Using Lived Experience to Improve Mental Health Pathway Design

Mental health pathways shape how people access support, move between services and experience continuity of care. Increasingly, commissioners expect lived experience to inform how these pathways are designed and refined, not just how individual care is delivered. This article explores how lived experience can be used safely and effectively to improve pathway design, sitting within the wider framework of co-production and lived experience and aligned with established service models and pathways.

Why pathway design matters to lived experience

Pathways determine waiting times, handovers and thresholds, all of which strongly influence lived experience. Poorly designed pathways often result in frustration, repeated assessments and disengagement.

Using lived experience to inform pathway design helps address these systemic issues.

Operational example 1: Redesigning referral thresholds

Context: High rejection rates at triage caused repeated referrals.

Support approach: Lived experience panels reviewed referral criteria and communication.

Day-to-day delivery: Criteria were clarified and feedback improved.

Evidence of effectiveness: Reduced repeat referrals and complaints.

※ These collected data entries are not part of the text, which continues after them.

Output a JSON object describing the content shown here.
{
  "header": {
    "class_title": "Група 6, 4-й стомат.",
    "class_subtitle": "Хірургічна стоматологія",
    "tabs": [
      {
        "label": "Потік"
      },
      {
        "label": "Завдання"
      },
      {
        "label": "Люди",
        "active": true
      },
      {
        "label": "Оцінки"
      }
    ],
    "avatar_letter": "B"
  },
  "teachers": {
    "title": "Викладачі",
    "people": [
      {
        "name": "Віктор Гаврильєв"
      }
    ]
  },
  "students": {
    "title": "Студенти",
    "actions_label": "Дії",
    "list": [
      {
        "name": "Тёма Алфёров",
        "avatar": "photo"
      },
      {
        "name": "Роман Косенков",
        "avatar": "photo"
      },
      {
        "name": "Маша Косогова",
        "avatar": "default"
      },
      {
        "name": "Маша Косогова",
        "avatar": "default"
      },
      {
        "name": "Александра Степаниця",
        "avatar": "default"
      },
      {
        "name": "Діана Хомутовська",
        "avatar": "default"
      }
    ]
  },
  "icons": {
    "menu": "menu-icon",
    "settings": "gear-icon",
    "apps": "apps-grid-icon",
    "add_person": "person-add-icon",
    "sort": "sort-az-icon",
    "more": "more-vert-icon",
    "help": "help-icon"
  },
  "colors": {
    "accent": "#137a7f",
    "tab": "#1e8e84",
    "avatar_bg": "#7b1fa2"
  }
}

Embedding lived experience without undermining clinical logic

Pathway design must still reflect clinical risk stratification and resource reality. Lived experience input should inform how pathways feel and function, not override clinical thresholds.

Operational example 2: Improving transitions between teams

Context: Transitions between community and crisis teams were inconsistent.

Support approach: People with lived experience mapped transition pain points.

Day-to-day delivery: Joint handover points were introduced.

Evidence of effectiveness: Improved continuity and inspection feedback.

Commissioner expectation: system-level influence

Commissioner expectation: Commissioners expect lived experience to influence pathway design at a system level, particularly where services are integrated or jointly commissioned.

Regulator expectation: reduced fragmentation

Regulator expectation (CQC): Inspectors assess whether people experience fragmented care and whether providers have acted on known issues.

Operational example 3: Pathway mapping workshops

Context: A provider faced repeated feedback about confusing access routes.

Support approach: Workshops brought staff and service users together.

Day-to-day delivery: Access points were simplified and communicated clearly.

Evidence of effectiveness: Improved access metrics.

Governance and review mechanisms

Effective use of lived experience in pathway design requires formal governance, documentation and review. Without this, improvements are difficult to sustain.

Providers that treat lived experience as a strategic input rather than an add-on are better positioned for commissioning scrutiny.